This same person expressed his dissatisfaction with the decision to build the new high school. When I asked if he had seen the high school, he said no. I truly believe that every taxpayer in this county should not only visit the new high school, but also take the time to visit the existing schools to truly understand the decision. The “old” high school leverages buckets in the rafters to catch rain due to the leaky roof. Human waste from Central Elementary has to be pumped and hauled away because it cannot handle the amount of sewage. During my daughter’s third grade year at Central, she was one of over 1,400 students at the school. The average elementary school in this country has about 500 students.

There is no debating the fact that the high school cost the taxpayers of this county a lot of money. The simple truth is that it is built, and we need to focus on all that we, as a community, are getting. It was not only built for the students entering in August, but those who will enter for years to come. It is energy efficient with lighting and heating/air conditioning that automatically adjusts when rooms are vacant, resulting in lower cost. It is engineered to withstand hurricane-strength winds with angled outer walls. All of the beams have been sprayed with fire proofing foam. Unlike the old high school, it has dedicated fire hydrants and fire sprinklers. The elevator in the school is large enough to not only accommodate the students with disabilities comfortably, but, unlike the “old” high school, it can fit rescue squad backboards.

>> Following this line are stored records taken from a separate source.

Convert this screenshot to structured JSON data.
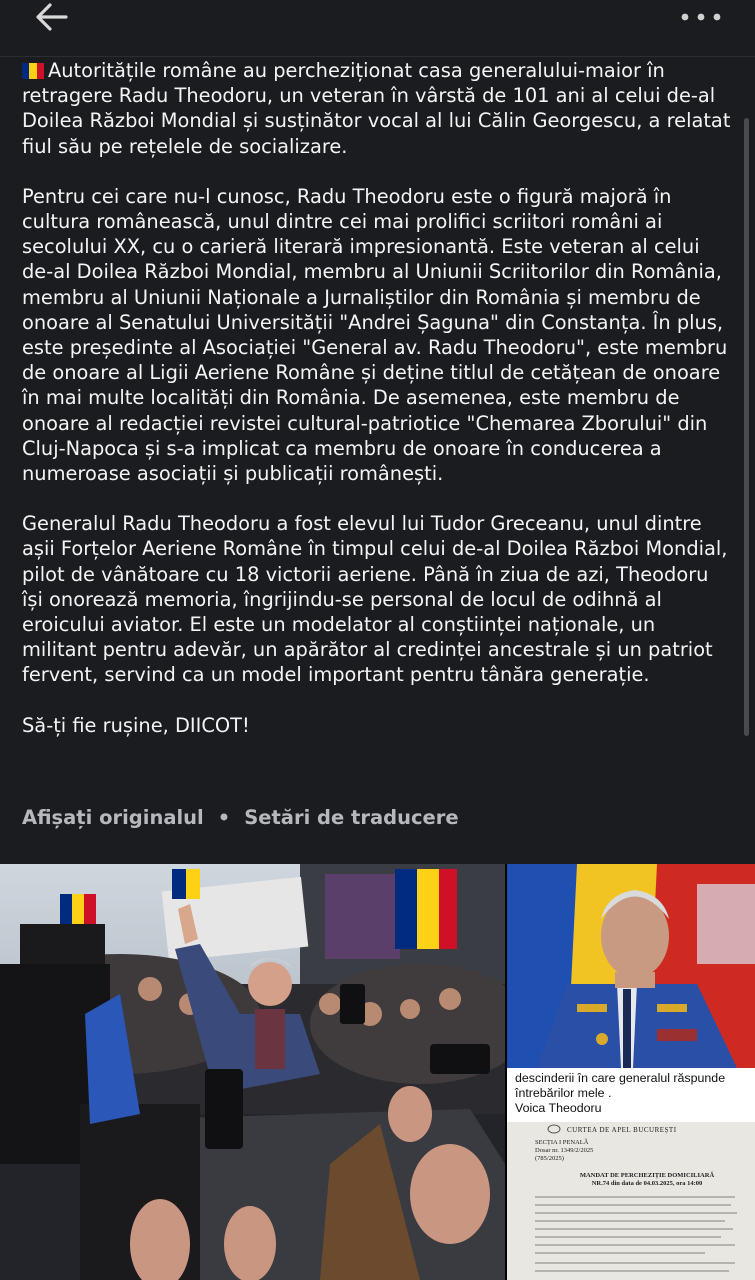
{
  "post": {
    "paragraphs": [
      "Autoritățile române au percheziționat casa generalului-maior în retragere Radu Theodoru, un veteran în vârstă de 101 ani al celui de-al Doilea Război Mondial și susținător vocal al lui Călin Georgescu, a relatat fiul său pe rețelele de socializare.",
      "Pentru cei care nu-l cunosc, Radu Theodoru este o figură majoră în cultura românească, unul dintre cei mai prolifici scriitori români ai secolului XX, cu o carieră literară impresionantă. Este veteran al celui de-al Doilea Război Mondial, membru al Uniunii Scriitorilor din România, membru al Uniunii Naționale a Jurnaliștilor din România și membru de onoare al Senatului Universității \"Andrei Șaguna\" din Constanța. În plus, este președinte al Asociației \"General av. Radu Theodoru\", este membru de onoare al Ligii Aeriene Române și deține titlul de cetățean de onoare în mai multe localități din România. De asemenea, este membru de onoare al redacției revistei cultural-patriotice \"Chemarea Zborului\" din Cluj-Napoca și s-a implicat ca membru de onoare în conducerea a numeroase asociații și publicații românești.",
      "Generalul Radu Theodoru a fost elevul lui Tudor Greceanu, unul dintre așii Forțelor Aeriene Române în timpul celui de-al Doilea Război Mondial, pilot de vânătoare cu 18 victorii aeriene. Până în ziua de azi, Theodoru își onorează memoria, îngrijindu-se personal de locul de odihnă al eroicului aviator. El este un modelator al conștiinței naționale, un militant pentru adevăr, un apărător al credinței ancestrale și un patriot fervent, servind ca un model important pentru tânăra generație.",
      "Să-ți fie rușine, DIICOT!"
    ]
  },
  "translation": {
    "show_original": "Afișați originalul",
    "separator": "•",
    "settings": "Setări de traducere"
  },
  "media": {
    "caption_lines": [
      "descinderii în care generalul răspunde",
      "întrebărilor mele .",
      "Voica Theodoru"
    ],
    "document": {
      "header": "CURTEA DE APEL BUCUREȘTI",
      "section": "SECȚIA I PENALĂ",
      "file_no": "Dosar nr. 1349/2/2025",
      "file_sub": "(785/2025)",
      "title_1": "MANDAT DE PERCHEZIȚIE DOMICILIARĂ",
      "title_2": "NR.74 din data de 04.03.2025, ora 14:00"
    }
  },
  "icons": {
    "back": "arrow-left-icon",
    "more": "more-dots-icon",
    "flag": "romania-flag-icon"
  },
  "colors": {
    "background": "#1b1c20",
    "text": "#f4f4f4",
    "muted": "#b6b8bd",
    "flag_blue": "#002b7f",
    "flag_yellow": "#fcd116",
    "flag_red": "#ce1126"
  }
}
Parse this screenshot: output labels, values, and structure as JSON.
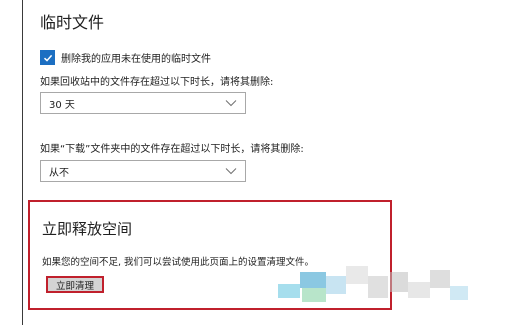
{
  "temp_files": {
    "title": "临时文件",
    "delete_unused_apps_label": "删除我的应用未在使用的临时文件",
    "delete_unused_apps_checked": true,
    "recycle_bin_label": "如果回收站中的文件存在超过以下时长，请将其删除:",
    "recycle_bin_value": "30 天",
    "downloads_label": "如果“下载”文件夹中的文件存在超过以下时长，请将其删除:",
    "downloads_value": "从不"
  },
  "free_space": {
    "title": "立即释放空间",
    "description": "如果您的空间不足, 我们可以尝试使用此页面上的设置清理文件。",
    "clean_button_label": "立即清理"
  },
  "colors": {
    "accent_blue": "#1c6fc2",
    "highlight_red": "#c0202c"
  },
  "icons": {
    "checkbox": "checkmark-icon",
    "dropdown": "chevron-down-icon"
  }
}
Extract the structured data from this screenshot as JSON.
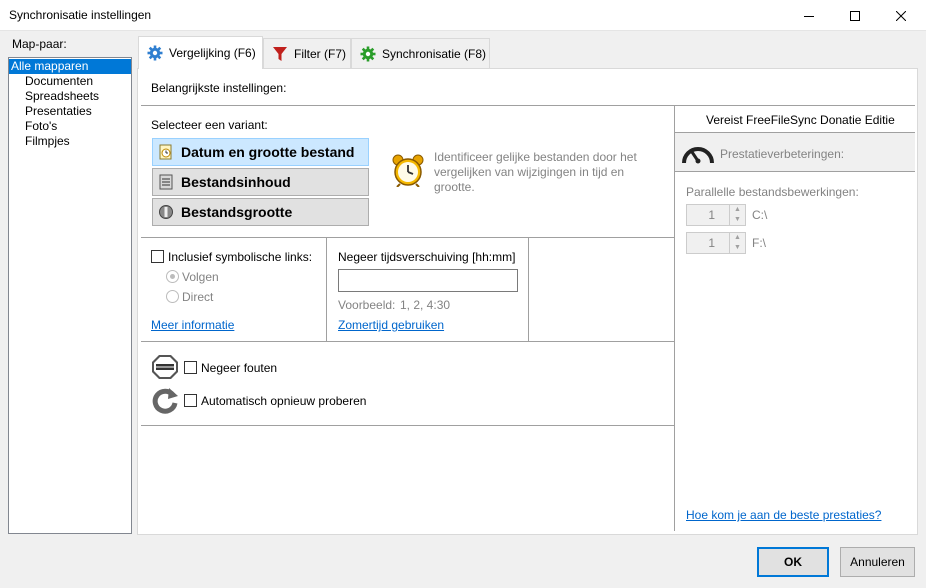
{
  "window": {
    "title": "Synchronisatie instellingen"
  },
  "left": {
    "heading": "Map-paar:",
    "items": [
      {
        "label": "Alle mapparen",
        "selected": true
      },
      {
        "label": "Documenten"
      },
      {
        "label": "Spreadsheets"
      },
      {
        "label": "Presentaties"
      },
      {
        "label": "Foto's"
      },
      {
        "label": "Filmpjes"
      }
    ]
  },
  "tabs": [
    {
      "label": "Vergelijking (F6)",
      "icon": "gear-icon",
      "active": true
    },
    {
      "label": "Filter (F7)",
      "icon": "filter-icon"
    },
    {
      "label": "Synchronisatie (F8)",
      "icon": "sync-gear-icon"
    }
  ],
  "main": {
    "heading": "Belangrijkste instellingen:",
    "variant_label": "Selecteer een variant:",
    "variants": [
      {
        "label": "Datum en grootte bestand",
        "icon": "clock-file-icon",
        "selected": true
      },
      {
        "label": "Bestandsinhoud",
        "icon": "file-content-icon"
      },
      {
        "label": "Bestandsgrootte",
        "icon": "file-size-icon"
      }
    ],
    "description": [
      "Identificeer gelijke bestanden door het",
      "vergelijken van wijzigingen in tijd en",
      "grootte."
    ],
    "symlinks": {
      "label": "Inclusief symbolische links:",
      "option1": "Volgen",
      "option2": "Direct",
      "more_info": "Meer informatie"
    },
    "timeshift": {
      "label": "Negeer tijdsverschuiving [hh:mm]",
      "value": "",
      "example_label": "Voorbeeld:",
      "example_value": "1, 2, 4:30",
      "dst_link": "Zomertijd gebruiken"
    },
    "ignore_errors": "Negeer fouten",
    "auto_retry": "Automatisch opnieuw proberen"
  },
  "right": {
    "header": "Vereist FreeFileSync Donatie Editie",
    "perf_label": "Prestatieverbeteringen:",
    "parallel_label": "Parallelle bestandsbewerkingen:",
    "drives": [
      {
        "count": "1",
        "path": "C:\\"
      },
      {
        "count": "1",
        "path": "F:\\"
      }
    ],
    "link": "Hoe kom je aan de beste prestaties?"
  },
  "buttons": {
    "ok": "OK",
    "cancel": "Annuleren"
  },
  "colors": {
    "selection": "#0078d7",
    "link": "#0066cc",
    "variant_selected_bg": "#cce8ff"
  }
}
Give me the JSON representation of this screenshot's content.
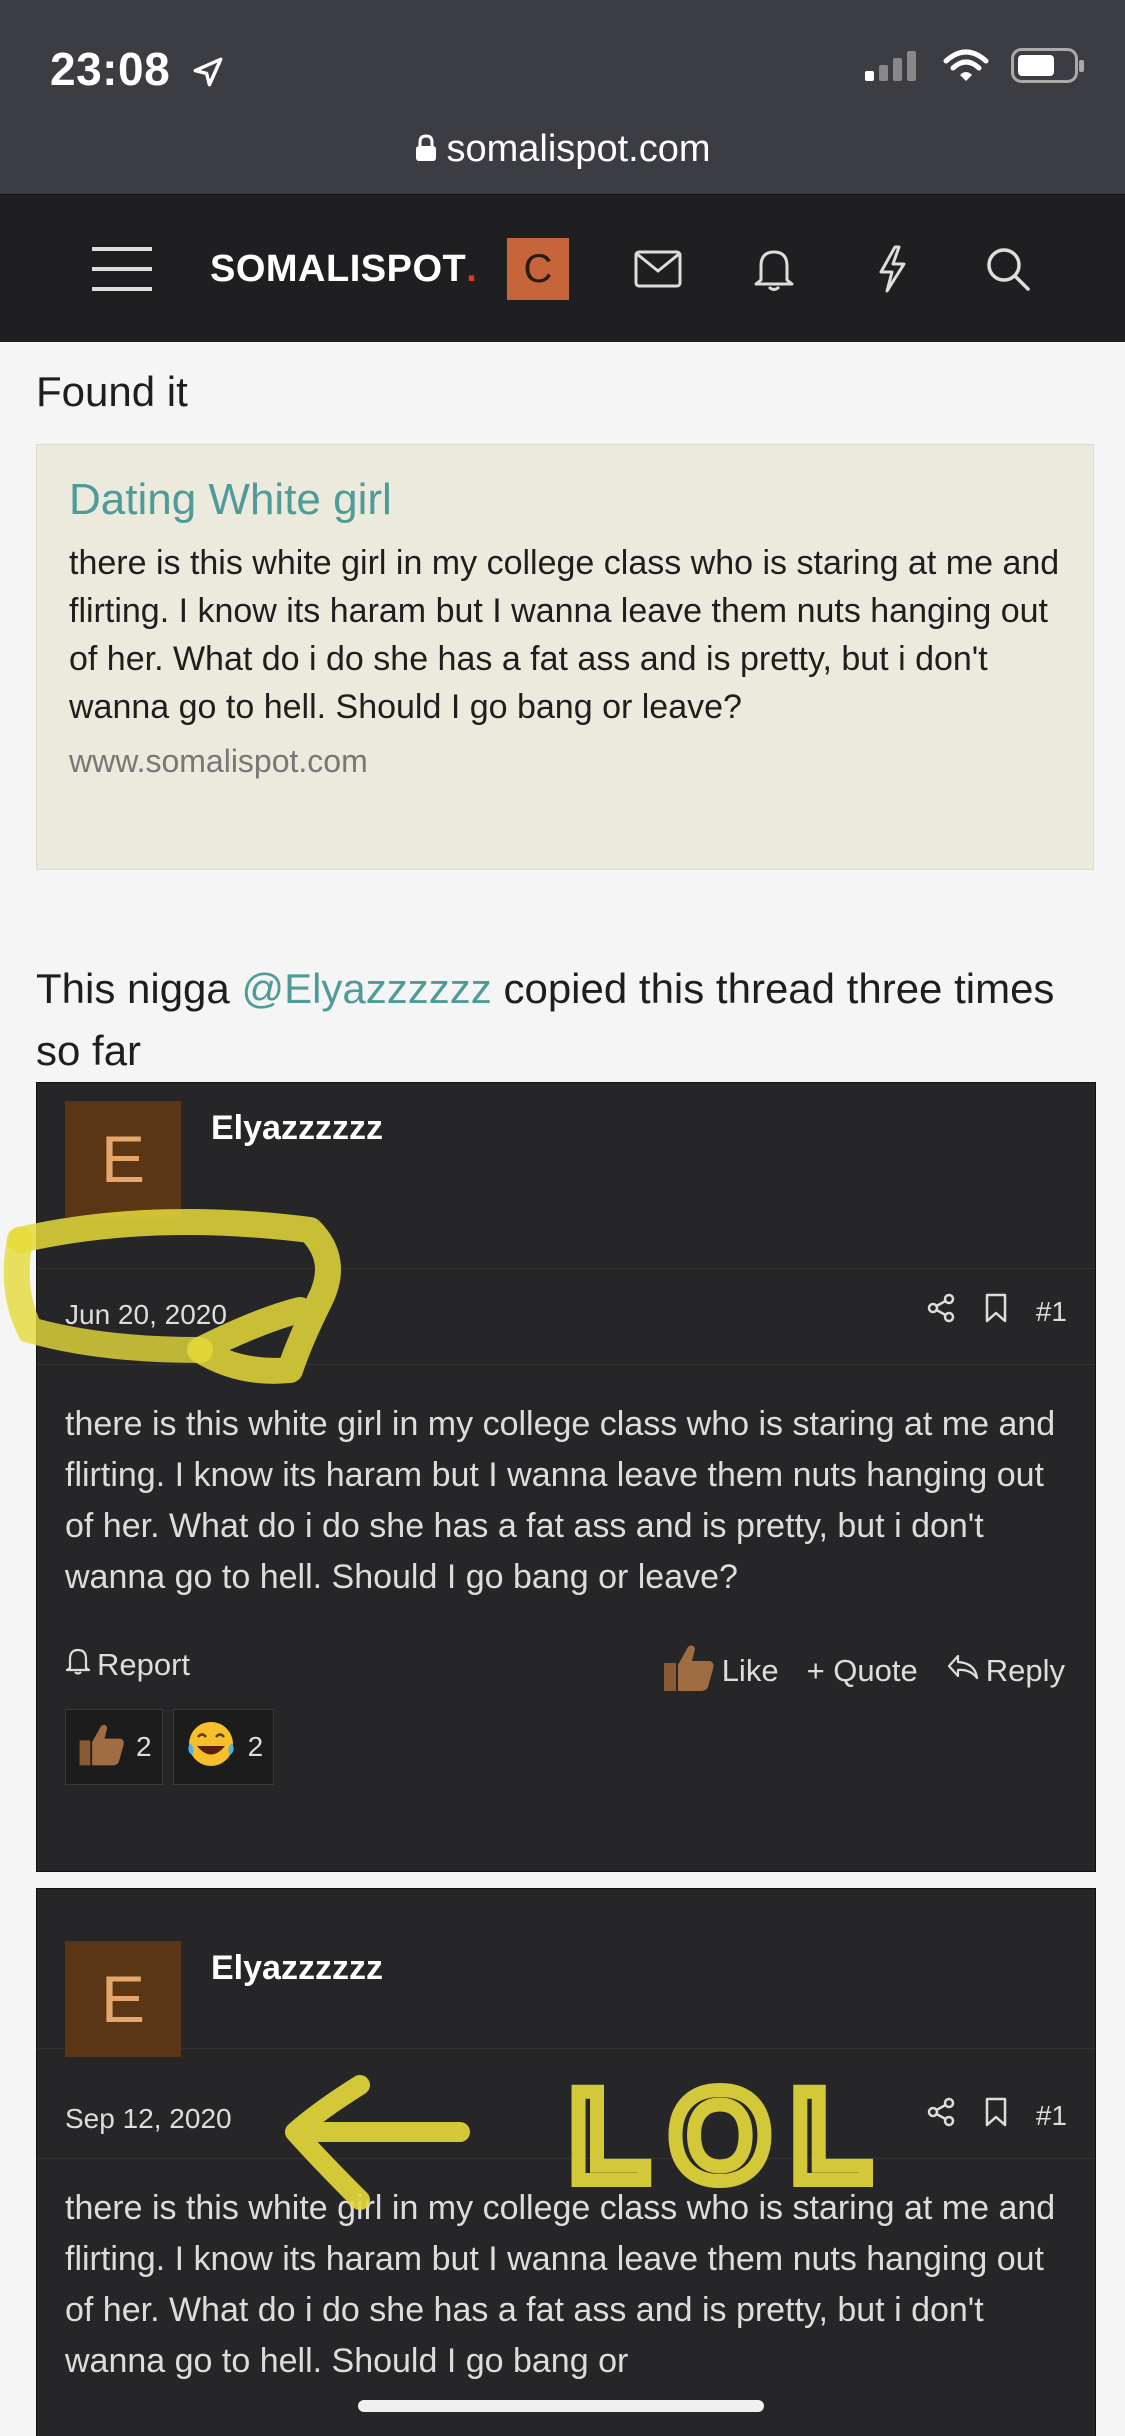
{
  "status": {
    "time": "23:08"
  },
  "browser": {
    "url": "somalispot.com"
  },
  "site": {
    "logo_text": "SOMALISPOT",
    "logo_dot": ".",
    "user_initial": "C",
    "accent": "#c7653a"
  },
  "message": {
    "intro": "Found it",
    "unfurl": {
      "title": "Dating White girl",
      "body": "there is this white girl in my college class who is staring at me and flirting. I know its haram but I wanna leave them nuts hanging out of her. What do i do she has a fat ass and is pretty, but i don't wanna go to hell. Should I go bang or leave?",
      "url": "www.somalispot.com"
    },
    "remark_before": "This nigga ",
    "remark_mention": "@Elyazzzzzz",
    "remark_after": " copied this thread three times so far"
  },
  "posts": [
    {
      "avatar_letter": "E",
      "username": "Elyazzzzzz",
      "date": "Jun 20, 2020",
      "post_number": "#1",
      "body": "there is this white girl in my college class who is staring at me and flirting. I know its haram but I wanna leave them nuts hanging out of her. What do i do she has a fat ass and is pretty, but i don't wanna go to hell. Should I go bang or leave?",
      "report_label": "Report",
      "like_label": "Like",
      "quote_label": "+ Quote",
      "reply_label": "Reply",
      "reactions": [
        {
          "icon": "thumbs-up-icon",
          "count": "2"
        },
        {
          "icon": "laughing-emoji-icon",
          "count": "2"
        }
      ]
    },
    {
      "avatar_letter": "E",
      "username": "Elyazzzzzz",
      "date": "Sep 12, 2020",
      "post_number": "#1",
      "body": "there is this white girl in my college class who is staring at me and flirting. I know its haram but I wanna leave them nuts hanging out of her. What do i do she has a fat ass and is pretty, but i don't wanna go to hell. Should I go bang or"
    }
  ],
  "annotations": {
    "second_post_text": "LOL",
    "marker_color": "#e6da3a"
  }
}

Once school is in session, all doors will lock from the inside so that anyone — student, parent or somebody with no business being at a school — will have to enter from the main entrance and go through the office to gain access. There are also security cameras throughout. The new high school has features, including larger bleachers, an actual auditorium (which the “old” high school lacks) and bathrooms large enough for crowds that make it ideal for community events. And these are just the features I know of. There are many more! It was a wise investment. Students, staff, parents and taxpayers alike are worthy of such an investment.

Kerry Murphy-Hammond of Columbia is a member of Focus on Fluvanna’s Future.